O filme não é só dos russos de Moscovo, não. Chegam soviéticos de todos os países do Pacto de Varsóvia ao beija-mão. Nas fábricas, convocam-se os trabalhadores, nem que estejam em casa a dormir, para irem lá ouvir os discursos do camarada-chefe sobre as virtudes sagradas de Estaline. Todos batem palmas com cara de quem tem de fazer pose, não vá o diabo do maluco que se segue tecê-las. Fez-me lembrar a história que Soljenítsin conta no 'Gulag' dos trabalhadores que depois de um discurso de Estaline batiam palmas e ninguém queria ser o primeiro a deixar de bater as palmas com medo de ser acusado de anti-comunista e então ficaram naquilo de bater palmas até quase desmaiarem.

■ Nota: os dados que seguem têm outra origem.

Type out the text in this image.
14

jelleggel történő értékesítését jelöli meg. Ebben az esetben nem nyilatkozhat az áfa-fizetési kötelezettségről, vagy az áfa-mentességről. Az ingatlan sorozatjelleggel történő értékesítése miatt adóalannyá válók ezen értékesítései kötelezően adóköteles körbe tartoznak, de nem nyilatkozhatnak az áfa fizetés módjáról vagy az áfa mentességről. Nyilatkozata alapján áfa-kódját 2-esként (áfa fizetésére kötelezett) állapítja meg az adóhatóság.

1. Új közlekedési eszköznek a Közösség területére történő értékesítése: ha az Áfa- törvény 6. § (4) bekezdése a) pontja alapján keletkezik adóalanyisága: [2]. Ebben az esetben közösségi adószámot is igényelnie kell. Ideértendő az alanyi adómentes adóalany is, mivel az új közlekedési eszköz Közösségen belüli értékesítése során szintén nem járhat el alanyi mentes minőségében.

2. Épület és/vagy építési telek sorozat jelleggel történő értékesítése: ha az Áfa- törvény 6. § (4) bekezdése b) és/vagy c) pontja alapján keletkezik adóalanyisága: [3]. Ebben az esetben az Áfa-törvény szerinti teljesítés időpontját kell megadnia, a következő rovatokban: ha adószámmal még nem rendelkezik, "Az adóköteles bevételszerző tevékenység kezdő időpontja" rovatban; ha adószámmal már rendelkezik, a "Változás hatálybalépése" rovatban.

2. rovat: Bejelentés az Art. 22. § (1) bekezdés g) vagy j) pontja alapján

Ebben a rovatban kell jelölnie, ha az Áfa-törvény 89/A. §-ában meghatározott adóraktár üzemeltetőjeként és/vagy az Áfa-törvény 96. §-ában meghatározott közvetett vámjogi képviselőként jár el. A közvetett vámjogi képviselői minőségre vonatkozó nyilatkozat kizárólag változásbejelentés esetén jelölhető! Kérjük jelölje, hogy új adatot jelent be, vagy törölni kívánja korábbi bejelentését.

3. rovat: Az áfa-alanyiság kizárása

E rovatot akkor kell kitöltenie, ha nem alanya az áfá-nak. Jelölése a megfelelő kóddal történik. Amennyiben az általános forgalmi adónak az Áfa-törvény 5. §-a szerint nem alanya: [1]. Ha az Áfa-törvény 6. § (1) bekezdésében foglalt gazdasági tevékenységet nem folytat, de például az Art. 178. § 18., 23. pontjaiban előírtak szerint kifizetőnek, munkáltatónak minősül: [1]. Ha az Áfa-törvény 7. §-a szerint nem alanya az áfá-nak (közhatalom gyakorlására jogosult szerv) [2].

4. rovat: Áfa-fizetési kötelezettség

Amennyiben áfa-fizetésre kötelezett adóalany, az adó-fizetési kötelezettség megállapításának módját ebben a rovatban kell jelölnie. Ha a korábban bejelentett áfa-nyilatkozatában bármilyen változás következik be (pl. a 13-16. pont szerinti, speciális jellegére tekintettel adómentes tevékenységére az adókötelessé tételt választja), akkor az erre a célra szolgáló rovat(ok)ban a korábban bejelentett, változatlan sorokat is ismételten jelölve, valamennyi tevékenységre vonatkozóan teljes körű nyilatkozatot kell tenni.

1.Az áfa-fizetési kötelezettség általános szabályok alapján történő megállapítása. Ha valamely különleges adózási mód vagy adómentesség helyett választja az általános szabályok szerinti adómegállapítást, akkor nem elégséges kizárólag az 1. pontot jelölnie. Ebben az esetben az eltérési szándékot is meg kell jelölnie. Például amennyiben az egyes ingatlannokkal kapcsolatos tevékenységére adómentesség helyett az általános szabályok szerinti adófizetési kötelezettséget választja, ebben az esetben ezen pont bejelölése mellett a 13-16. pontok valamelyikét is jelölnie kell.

No dia do funeral, na Praça Vermelha, estão lá todos os chefes, desde Nikita Khrushchov (com aquele perfil tão parecido, na barriga e formato da cabeça, a Hitchcock) e Molotov a Malenkov e Beria - estes dois, grandes facínoras, especialmente Beria que gostava de ser ele mesmo a torturar os presos.
Muita gente vai ver o caixão, nesses dias em que está exposto (no dia do funeral morrem muitos esmagados). Muitos choram - uma infantilidade embaraçosa de ver, essa de chorar a morte de um assassino alucinado que matou o seu próprio povo à fome, com trabalhos forçados e tortura - mas outros, também muitos, têm uma cara zangada e parece que foram lá só para ter a certeza que o homem estava mesmo morto.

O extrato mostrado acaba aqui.